WowKeren - Ribuan buruh bakal menggelar aksi di depan Gedung DPRD Jawa Timur hari ini, Rabu (2/10). Aksi tersebut sebagai bentuk aspirasi penolakan terhadap revisi Undang-Undang Nomor 13 Tahun 2003 tentang Ketenagakerjaan.

Bagi para buruh, undang-undang yang saat ini tengah digodog oleh DPR dan pemerintah pusat justru akan menghasilkan perbudakan modern. Hal itu sebagaimana dikemukakan oleh Perwakilan massa buruh Federasi Serikat Pekerja Metal Indonesia (FSPMI) Jatim, Nuruddin.

Nuruddin menilai bahwa UU tersebut hanya akan menguntungkan para pengusaha. Jika dilanjutkan, hal itu justru akan mempertebal kesenjangan sosial dan menghilangkan hak-hak kesejahteraan buruh.

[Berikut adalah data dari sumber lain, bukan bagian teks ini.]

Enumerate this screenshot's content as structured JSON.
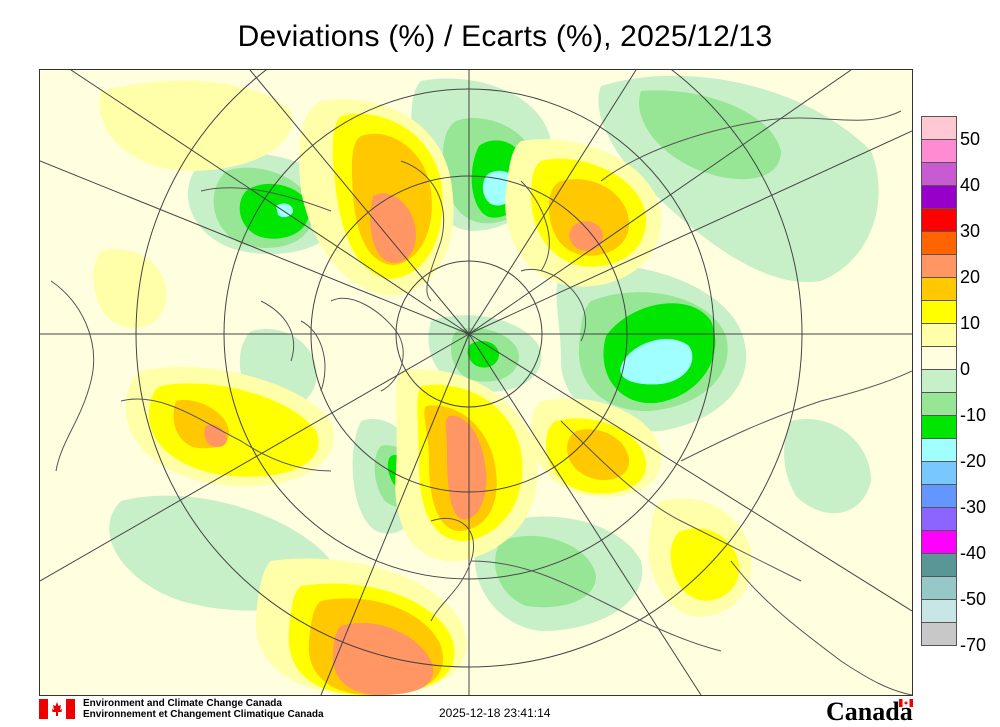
{
  "title": "Deviations (%) / Ecarts (%), 2025/12/13",
  "legend": {
    "ticks": [
      "50",
      "40",
      "30",
      "20",
      "10",
      "0",
      "-10",
      "-20",
      "-30",
      "-40",
      "-50",
      "-70"
    ],
    "colors": [
      "#ffc8d2",
      "#ff8cd2",
      "#c85ad2",
      "#9600c8",
      "#ff0000",
      "#ff6400",
      "#ff9664",
      "#ffc800",
      "#ffff00",
      "#ffffaa",
      "#ffffe0",
      "#c8f0c8",
      "#96e696",
      "#00e600",
      "#a0ffff",
      "#78c8ff",
      "#6496ff",
      "#8c64ff",
      "#ff00ff",
      "#5a9696",
      "#96c8c8",
      "#c8e6e6",
      "#c8c8c8"
    ]
  },
  "footer": {
    "dept_en": "Environment and Climate Change Canada",
    "dept_fr": "Environnement et Changement Climatique Canada",
    "timestamp": "2025-12-18 23:41:14",
    "wordmark": "Canada"
  }
}
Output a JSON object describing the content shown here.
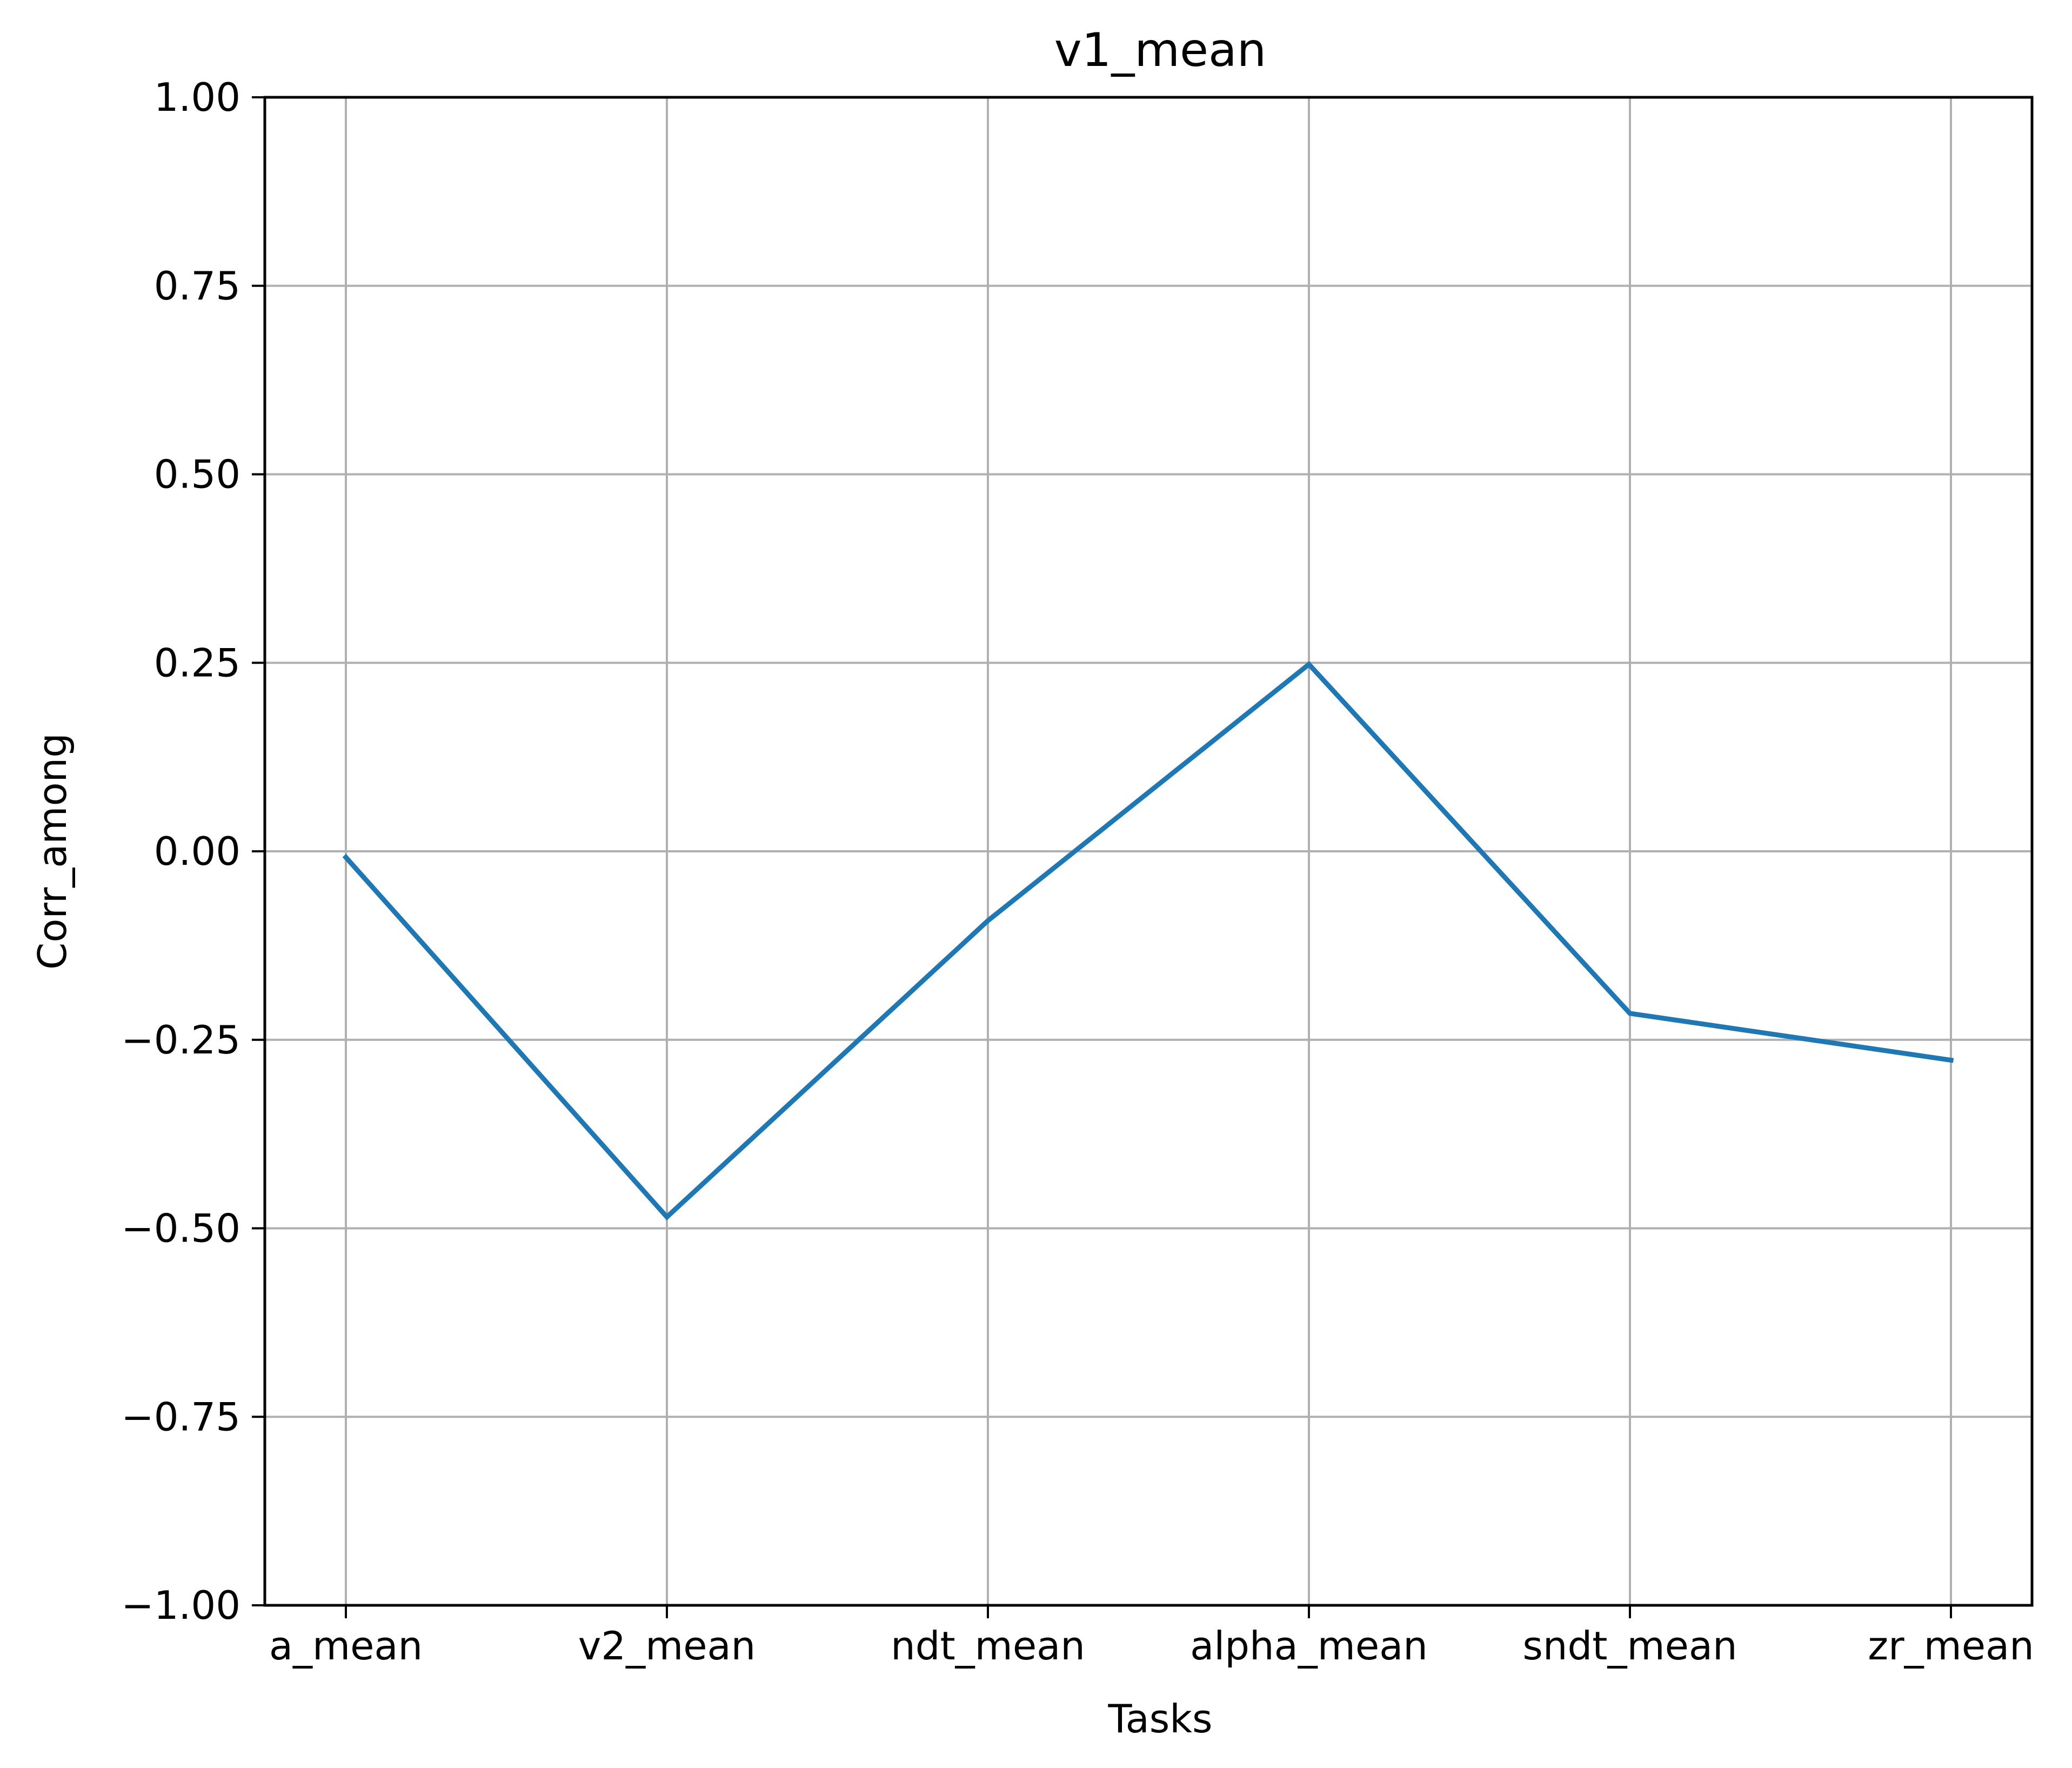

"Wacana Revisi UU Nomor 13 Tahun 2003 yang digulirkan Pemerintah hanya mengakomodir kepentingan Pengusaha, sehingga materi revisi banyak menyimpang dari UUD 1945," kata Nuruddin, Rabu (2/10). "Yang hanya akan melahirkan perbudakan modern, kesenjangan sosial, mengancam demokrasi, mengurangi dan bahkan menghilangkan hak serta kesejahteraan buruh."


Nuruddin kemudian menyebutkan beberapa poin yang dianggap akan mengancam kesejahteraan para buruh. Misalnya mengenai penghapusan pesangon. Ia juga menyoroti aturan mengenai penghapusan batasan yang diberikan untuk tenaga asing.

Tak hanya itu, ribuan buruh tersebut juga akan menagih janji Gubernur Khofifah Indar Parawansa. Saat peringatan Hari Buruh internasional pada 1 Mei 2019 lalu, Khofifah sempat berjanji untuk memberikan jaminan pesangon.

"Sistem jaminan pesangon ini merupakan janji Gubernur Khofifah di hadapan ribuan buruh Jawa Timur," tegas Nuruddin. "Pada saat merayakan hari buruh internasional (May Day) 1 Mei 2019 lalu."

Sistem jaminan pesangon ini, dikatakan Nuruddin, berpotensi menurunkan konflik dan perselisihan antar buruh dengan pengusaha di Pengadilan Hubungan Industrial. "Gubernur Khofifah menyampaikan secara prinsip para buruh harus mempunyai masa depan yang terjamin," ungkapnya.

Sedangkan hal lain yang akan disampaikan dalam aksi unjuk rasa tersebut adalah menolak kenaikan iuran BPJS kesehatan. Mereka juga menuntut kesenjangan upah buruh di berbagai daerah di Jawa Timur.